Frankly, this Penny is rather uncomfortable with “change” (pun intended), but I’m truly (slowly) attempting to adapt to the new Constitution of Technology.
Don’t get me wrong kind readers; I’m certainly not racing out to purchase a smart phone any time soon as I’m still ridiculously befuddled by the world of data plans, megabytes, fiber optics and what-not; nor am I in any rush to leap into the baffling world of social media.  (God love you all, but to each, his own!) 

And granted, it totally sucked that whilst loyally Luddite-ishly tearing out a crossword from a perforated Simon and Schuster book of 300 challenging puzzles, I suffered a wee paper-cut on my pinkie...  (TRAITOR!) 
But at least I managed to complete all of my snail-mail tax forms, joyfully drive to the US Post Office, and with Certified Mail ensuring my vitally secure signed-for delivery; my eventual refunds shall be successfully processed and electronically deposited into my checking account sans any further “Click Here!” promptings.

And as to Oscar?
Well, I’d like to thank the Academy of fiber optics, as I just discovered that for the first time since 1988, I have “call waiting” on my landline!  (I don’t yet know how to properly use this feature, but perhaps eventually I can assimilate?) 

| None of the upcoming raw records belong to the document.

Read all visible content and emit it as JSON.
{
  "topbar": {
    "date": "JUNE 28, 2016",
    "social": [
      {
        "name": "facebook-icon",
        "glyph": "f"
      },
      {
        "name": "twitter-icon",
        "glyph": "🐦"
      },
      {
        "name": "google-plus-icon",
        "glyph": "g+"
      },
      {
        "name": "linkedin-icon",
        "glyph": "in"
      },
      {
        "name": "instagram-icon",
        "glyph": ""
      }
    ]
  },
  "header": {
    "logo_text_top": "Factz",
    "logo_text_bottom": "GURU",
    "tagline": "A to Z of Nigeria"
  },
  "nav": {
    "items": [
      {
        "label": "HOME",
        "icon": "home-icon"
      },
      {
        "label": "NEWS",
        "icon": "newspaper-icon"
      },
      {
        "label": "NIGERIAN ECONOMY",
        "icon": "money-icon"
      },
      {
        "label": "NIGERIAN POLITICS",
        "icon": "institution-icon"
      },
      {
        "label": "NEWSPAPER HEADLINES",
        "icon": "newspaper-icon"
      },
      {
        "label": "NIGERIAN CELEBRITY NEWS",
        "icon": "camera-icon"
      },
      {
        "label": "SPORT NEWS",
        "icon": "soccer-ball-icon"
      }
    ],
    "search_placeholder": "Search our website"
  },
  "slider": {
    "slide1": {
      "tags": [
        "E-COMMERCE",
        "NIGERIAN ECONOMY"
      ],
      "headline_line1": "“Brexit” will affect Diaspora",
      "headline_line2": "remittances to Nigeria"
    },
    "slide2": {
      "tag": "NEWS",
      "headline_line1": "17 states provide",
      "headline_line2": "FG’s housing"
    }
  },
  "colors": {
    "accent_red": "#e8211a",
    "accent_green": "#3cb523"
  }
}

Forever bordering tentatively on the collective Borg,
~One Penny of the Millions

P.S.  Logging on this morning, I was joyously surprised and happily overwhelmed to discover that a similar post to this one (that I published two years ago in January titled “OOOGH!”), had received over a hundred hits in just one day last week from somewhere in Europe.  Thank you, my fellow Luddites!  We shall neither be ashamed nor admonished for feeling digitally-challenged!